Pho Utara, terutama dari Hanoi, dikenal lebih sederhana, ringan, dan minim topping. Sebaliknya, Pho Selatan menawarkan porsi lebih besar serta rasa yang lebih manis, kuat, dan berlemak. Variasi ini tak lepas dari kondisi wilayah Selatan yang lebih subur sehingga kaya rempah dan tanaman herba.
Di Selatan, Pho biasanya disajikan dengan kecambah, daun kemangi, daun mint, dan ketumbar. Sementara di wilayah Utara, tambahan seperti jeruk nipis, cabai jalapeno, dan daun jeruk menjadi ciri yang memperkaya aroma kaldu.
Konflik politik dan perang saudara yang melibatkan Amerika Serikat pada era 1950–1970-an memicu arus pengungsian besar-besaran.

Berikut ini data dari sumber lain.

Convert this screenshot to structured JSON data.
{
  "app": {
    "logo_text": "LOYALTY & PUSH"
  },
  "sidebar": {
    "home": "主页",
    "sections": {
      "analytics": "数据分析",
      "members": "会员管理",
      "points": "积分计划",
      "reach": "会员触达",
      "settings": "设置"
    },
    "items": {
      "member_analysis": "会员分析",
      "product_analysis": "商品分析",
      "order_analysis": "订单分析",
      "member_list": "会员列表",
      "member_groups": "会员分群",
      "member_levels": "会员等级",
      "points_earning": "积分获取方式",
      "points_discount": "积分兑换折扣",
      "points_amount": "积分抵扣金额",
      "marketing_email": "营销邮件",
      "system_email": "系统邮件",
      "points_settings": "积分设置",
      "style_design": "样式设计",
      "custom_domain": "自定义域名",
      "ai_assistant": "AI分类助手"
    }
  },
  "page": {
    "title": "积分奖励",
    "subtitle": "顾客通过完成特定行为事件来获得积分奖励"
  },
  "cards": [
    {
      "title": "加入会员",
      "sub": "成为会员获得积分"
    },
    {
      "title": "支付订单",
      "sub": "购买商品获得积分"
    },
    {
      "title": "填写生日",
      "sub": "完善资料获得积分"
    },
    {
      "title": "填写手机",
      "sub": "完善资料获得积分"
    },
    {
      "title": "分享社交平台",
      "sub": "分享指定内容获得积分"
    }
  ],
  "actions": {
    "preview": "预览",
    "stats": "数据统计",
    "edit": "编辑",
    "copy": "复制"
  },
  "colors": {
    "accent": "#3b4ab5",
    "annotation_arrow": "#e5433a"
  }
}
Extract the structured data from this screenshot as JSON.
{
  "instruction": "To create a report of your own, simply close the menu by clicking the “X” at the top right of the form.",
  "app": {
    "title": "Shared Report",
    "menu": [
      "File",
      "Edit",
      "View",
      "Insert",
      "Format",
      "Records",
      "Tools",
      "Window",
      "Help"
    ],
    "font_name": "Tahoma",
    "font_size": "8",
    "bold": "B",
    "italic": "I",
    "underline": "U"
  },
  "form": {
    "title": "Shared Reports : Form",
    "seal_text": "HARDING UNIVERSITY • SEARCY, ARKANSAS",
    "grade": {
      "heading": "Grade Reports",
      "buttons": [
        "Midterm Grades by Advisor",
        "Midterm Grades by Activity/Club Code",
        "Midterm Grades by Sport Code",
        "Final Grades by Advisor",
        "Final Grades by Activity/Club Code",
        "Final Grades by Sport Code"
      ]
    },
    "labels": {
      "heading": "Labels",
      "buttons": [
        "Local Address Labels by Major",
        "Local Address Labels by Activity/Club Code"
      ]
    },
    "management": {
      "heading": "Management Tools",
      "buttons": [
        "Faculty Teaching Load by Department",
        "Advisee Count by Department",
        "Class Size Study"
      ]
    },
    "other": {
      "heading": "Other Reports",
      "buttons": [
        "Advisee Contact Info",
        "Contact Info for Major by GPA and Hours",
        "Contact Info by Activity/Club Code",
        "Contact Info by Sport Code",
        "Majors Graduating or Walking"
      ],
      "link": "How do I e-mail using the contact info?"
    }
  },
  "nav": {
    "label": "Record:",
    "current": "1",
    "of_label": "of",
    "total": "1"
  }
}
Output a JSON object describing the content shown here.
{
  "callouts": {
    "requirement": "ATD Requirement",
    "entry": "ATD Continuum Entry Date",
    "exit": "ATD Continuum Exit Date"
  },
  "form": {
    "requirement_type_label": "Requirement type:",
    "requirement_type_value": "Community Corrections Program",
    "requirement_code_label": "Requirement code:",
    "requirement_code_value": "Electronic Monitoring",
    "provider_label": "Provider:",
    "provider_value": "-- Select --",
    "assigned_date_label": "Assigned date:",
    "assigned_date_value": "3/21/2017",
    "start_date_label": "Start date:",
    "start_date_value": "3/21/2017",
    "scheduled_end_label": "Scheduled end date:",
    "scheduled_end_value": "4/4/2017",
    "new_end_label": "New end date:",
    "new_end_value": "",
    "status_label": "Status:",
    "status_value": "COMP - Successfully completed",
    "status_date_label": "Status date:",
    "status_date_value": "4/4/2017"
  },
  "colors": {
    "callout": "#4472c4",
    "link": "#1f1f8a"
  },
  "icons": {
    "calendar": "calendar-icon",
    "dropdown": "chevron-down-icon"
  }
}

Persebaran diaspora Vietnam ke berbagai negara seperti Prancis, Amerika Serikat, Australia, dan Inggris ikut memperluas popularitas Pho sampai ke mancanegara.
Resmi Diakui UNESCO
Puncak ketenaran Pho terjadi pada 2024, ketika pemerintah Vietnam menetapkannya sebagai kuliner nasional dan warisan budaya tak benda yang diakui oleh UNESCO. Deklarasi ini menegaskan bahwa Pho bukan sekadar hidangan, tetapi bagian penting dari perjalanan sejarah dan identitas bangsa Vietnam.
Kini, Hanoi dikenal sebagai kota kelahiran Pho, dan hidangan tersebut menjadi simbol persatuan masyarakat Vietnam. Pho tidak hanya menembus batas politik dan ideologi, tetapi juga sukses menjadi representasi jiwa serta budaya kuliner Vietnam di panggung dunia.